Neben Regionalität setzt das Wirte-Ehepaar auch auf Tradition und hofft, dass die Alpwirtschaft im Allgäu weiter Bestand hat. "Das Leben auf der Alpe entschleunigt und man kann zusehen, wie sich die Natur und das Vieh den Sommer über entwickeln", sagt Bernadette Kotz. Außerdem schätzen die beiden die Begegnungen mit den verschiedensten Menschen auf der Zipfelsalpe.

Auf der Terrasse haben wir aber Platz für gut 70 Gäste", sagt Kotz. Und: "Wir haben sehr zufriedene und fitte Gäste". Denn um die Zipfelsalpe zu erreichen, ist eine gewisse Grundkondition erforderlich. "Sie ist nur für jemanden zugänglich, der sich gern bewegt", sagt Kotz. Wer den Aufstieg meistert, wird auch belohnt: "Die Zipfelsalpe liegt in einem wunderschönen malerischen Kessel."

Wege zur Zipfelsalpe
"Bei den Wegen zu uns ist für jeden etwas dabei", sagt die Wirtin. Und welchen besonders schönen Platz empfehlen die Pächter in der Nähe? "Richtig toll ist es auf dem Gipfel vom Bschießer, da gibt es den schönsten Ausblick", sagt die Hintersteinerin.
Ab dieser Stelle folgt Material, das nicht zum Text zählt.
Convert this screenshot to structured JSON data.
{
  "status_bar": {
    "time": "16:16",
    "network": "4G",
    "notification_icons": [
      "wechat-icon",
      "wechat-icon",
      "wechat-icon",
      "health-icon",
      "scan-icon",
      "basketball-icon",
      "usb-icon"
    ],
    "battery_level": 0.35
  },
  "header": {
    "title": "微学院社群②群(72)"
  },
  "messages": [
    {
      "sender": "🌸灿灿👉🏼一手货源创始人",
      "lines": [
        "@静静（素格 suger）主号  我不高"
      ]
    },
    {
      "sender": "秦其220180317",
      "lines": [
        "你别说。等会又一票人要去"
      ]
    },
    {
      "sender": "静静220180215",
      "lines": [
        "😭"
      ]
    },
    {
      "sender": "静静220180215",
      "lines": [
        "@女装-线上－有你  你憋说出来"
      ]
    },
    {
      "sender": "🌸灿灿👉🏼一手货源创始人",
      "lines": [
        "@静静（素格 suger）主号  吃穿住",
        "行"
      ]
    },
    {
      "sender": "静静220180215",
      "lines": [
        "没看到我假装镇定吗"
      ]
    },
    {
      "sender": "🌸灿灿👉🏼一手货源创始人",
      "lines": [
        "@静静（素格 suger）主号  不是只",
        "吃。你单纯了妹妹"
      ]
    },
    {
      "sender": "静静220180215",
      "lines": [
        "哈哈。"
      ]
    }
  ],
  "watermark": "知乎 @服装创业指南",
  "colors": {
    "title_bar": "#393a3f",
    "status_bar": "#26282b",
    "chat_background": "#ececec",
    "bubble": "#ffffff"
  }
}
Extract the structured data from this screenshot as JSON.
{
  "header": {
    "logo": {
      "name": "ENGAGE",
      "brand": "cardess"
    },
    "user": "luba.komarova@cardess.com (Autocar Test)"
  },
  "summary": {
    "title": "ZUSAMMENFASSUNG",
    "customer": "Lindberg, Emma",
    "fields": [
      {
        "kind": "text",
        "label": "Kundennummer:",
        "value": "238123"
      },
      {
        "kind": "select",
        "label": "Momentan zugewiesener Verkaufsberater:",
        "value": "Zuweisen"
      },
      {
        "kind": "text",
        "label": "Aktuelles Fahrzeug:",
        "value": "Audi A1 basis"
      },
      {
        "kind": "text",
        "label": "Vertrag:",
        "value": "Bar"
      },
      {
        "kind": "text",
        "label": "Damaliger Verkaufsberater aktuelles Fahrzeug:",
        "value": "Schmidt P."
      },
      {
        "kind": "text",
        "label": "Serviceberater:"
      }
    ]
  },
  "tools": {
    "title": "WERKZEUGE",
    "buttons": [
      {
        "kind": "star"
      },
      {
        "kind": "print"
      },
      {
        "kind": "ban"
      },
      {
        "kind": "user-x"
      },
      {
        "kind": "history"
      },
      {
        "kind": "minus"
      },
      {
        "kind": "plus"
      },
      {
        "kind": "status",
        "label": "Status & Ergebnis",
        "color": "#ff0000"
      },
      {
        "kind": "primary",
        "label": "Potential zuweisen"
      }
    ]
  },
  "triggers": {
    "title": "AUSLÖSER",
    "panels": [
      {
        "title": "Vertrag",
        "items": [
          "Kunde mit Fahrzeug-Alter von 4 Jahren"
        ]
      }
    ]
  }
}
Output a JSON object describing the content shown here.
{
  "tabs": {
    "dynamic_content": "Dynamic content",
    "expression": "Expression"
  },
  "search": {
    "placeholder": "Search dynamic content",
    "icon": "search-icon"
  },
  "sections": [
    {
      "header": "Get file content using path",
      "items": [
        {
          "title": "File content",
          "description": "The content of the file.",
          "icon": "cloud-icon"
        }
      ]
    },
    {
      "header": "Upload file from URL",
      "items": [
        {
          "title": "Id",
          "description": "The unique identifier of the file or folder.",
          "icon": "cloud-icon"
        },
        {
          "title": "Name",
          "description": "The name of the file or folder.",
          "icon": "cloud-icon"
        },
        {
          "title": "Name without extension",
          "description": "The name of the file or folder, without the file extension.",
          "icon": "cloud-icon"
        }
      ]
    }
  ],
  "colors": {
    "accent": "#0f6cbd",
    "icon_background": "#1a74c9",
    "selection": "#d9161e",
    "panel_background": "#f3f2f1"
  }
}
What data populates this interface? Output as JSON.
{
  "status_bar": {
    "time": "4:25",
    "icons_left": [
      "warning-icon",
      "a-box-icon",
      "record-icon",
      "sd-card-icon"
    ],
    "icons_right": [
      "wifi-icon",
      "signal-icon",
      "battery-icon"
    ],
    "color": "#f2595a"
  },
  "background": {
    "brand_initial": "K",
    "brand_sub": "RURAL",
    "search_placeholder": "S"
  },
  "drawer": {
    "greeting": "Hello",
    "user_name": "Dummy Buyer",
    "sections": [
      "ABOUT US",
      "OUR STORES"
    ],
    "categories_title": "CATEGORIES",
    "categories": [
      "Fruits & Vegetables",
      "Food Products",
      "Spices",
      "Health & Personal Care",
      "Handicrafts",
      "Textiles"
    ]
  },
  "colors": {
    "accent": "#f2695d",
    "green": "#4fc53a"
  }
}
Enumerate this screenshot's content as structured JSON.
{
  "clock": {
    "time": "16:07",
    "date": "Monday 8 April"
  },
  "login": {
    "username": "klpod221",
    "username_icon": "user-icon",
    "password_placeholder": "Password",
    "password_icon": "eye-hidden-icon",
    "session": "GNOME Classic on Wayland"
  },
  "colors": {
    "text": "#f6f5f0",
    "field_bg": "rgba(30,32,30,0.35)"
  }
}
- Familien mit Kindern empfiehlt die Wirtin, die Wannenjochbahn von Schattwald aus zu nehmen und von der Bergstation zur Alpe zu laufen.
- Wer es mittelmäßig anstrengend mag, ist bei der Wanderung über den Iseler zur Zipfelsalpe richtig.
- Für heiße Tage empfiehlt sich der Wanderweg von Hinterstein aus am Wasserfall entlang.
- Die anspruchvolle Route führt über die Willersalpe über den Ponten und Bschießer zur Zipfelsalpe.
Öffnungszeiten auf der Zipfelsalpe
Von Anfang Juni bis Ende Oktober hat die Alpe von Montag bis Sonntag zwischen 10 Uhr und 17 Uhr geöffnet. Einen Ruhetag gibt es nicht. Im Oktober ist die Alpe allerdings nur bei guter Witterung geöffnet.